Labour will halt ‘ineffective’ badger culls

Badger culls will be halted in Somerset and Gloucester if a Labour government is elected, shadow Defra secretary Maria Eagle has pledged.

Speaking at the Labour Conference in Manchester, Ms Eagle described the two pilot culls to combat bovine TB in cattle as “unscientific and discredited”.

“A Labour government will tackle the scourge of bovine TB, but not by using a policy dubbed an epic failure by the chief scientific adviser of Natural England,” she told delegates.

“I want to make it clear today. We will put a stop to these inhumane, ineffective badger culls.

“People wanted respect for nature and the creatures with which we share our world instead of the killing and culling and poisoning we all too often see,” she said.

Despite a wide-ranging speech, Ms Eagle failed to outline how a Labour government would tackle bovine TB – and she did not say she would rule out culling completely.

Some farmers have called for a more targeted approach to badger culling – one that would target infected setts on individual farms rather than a blanket approach across a much wider area.
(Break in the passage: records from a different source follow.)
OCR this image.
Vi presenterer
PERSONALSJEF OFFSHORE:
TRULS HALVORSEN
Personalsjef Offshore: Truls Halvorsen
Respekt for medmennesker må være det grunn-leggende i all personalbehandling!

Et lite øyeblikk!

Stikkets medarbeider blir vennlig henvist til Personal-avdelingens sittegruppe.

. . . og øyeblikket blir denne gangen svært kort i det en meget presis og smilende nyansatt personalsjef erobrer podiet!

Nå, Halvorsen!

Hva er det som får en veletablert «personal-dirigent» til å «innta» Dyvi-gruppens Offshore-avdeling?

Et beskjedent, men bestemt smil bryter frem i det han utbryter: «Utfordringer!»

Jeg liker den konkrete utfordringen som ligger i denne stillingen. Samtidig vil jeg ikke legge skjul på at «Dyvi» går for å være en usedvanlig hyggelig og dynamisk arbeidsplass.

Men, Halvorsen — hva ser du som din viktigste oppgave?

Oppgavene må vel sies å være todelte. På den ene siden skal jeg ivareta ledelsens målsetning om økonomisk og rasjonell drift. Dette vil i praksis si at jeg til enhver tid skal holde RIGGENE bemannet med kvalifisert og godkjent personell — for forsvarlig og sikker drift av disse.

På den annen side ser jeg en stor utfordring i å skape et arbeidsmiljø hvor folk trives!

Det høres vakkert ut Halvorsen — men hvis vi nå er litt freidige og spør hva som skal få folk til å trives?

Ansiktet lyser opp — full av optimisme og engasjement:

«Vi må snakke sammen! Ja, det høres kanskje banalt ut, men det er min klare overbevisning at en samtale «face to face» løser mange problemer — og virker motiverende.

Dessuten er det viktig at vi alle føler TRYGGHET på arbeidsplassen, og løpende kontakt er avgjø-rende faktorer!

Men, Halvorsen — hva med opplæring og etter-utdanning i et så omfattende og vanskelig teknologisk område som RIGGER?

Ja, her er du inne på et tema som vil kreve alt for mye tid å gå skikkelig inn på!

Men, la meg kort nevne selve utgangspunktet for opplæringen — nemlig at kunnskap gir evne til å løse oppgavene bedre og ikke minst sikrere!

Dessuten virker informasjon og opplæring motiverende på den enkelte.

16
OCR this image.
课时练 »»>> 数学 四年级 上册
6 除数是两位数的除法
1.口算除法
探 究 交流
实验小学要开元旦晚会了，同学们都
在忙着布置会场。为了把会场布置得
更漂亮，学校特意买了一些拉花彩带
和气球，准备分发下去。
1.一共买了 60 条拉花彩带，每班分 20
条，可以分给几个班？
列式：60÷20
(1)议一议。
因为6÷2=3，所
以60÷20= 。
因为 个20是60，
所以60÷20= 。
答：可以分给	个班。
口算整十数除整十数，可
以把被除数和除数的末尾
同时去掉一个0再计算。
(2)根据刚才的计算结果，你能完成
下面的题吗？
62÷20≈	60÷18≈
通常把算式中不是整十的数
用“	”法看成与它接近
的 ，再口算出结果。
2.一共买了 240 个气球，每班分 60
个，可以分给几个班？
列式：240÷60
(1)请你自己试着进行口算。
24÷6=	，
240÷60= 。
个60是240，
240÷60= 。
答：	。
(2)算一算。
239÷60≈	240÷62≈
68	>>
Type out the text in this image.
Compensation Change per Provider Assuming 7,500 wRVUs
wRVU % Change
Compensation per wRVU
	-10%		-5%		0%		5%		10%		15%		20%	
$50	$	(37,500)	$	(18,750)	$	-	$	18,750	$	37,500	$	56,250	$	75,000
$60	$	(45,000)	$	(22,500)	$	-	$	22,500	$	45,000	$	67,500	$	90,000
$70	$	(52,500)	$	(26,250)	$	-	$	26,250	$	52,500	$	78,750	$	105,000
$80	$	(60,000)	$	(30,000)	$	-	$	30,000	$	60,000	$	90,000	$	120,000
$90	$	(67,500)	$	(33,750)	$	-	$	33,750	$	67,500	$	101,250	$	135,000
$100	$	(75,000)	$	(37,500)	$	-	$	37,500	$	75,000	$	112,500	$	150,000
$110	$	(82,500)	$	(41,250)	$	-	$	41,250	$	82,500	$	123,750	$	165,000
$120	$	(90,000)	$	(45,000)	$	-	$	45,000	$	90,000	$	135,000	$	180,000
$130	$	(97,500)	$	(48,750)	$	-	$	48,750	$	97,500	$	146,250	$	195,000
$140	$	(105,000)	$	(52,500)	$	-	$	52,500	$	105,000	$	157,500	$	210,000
Ms Eagle has previously called for an alternative long-term strategy against bovine TB based on vaccination and tougher restrictions on cattle movements.

Her comments come less than a week after farm minister George Eustice said there would be no roll out of the two pilot culls to other areas before the next general election.

But farm leaders say there would still be time for culling to be rolled out beyond Gloucestershire and Somerset next year following the election, which is scheduled for May 2015.

NFU president Meurig Raymond said he wanted a commitment to badger culling included in the Conservative manifesto ahead of the election.

Culling in endemic areas was vital to contain and eradicate bovine TB, said Mr Raymond. It was important that the government’s TB strategy was “cemented in” before the election.

“The industry has bought into it – and that includes badger culling as well as vaccination of badgers along the edge areas and biosecurity measures, which are now very much in place.”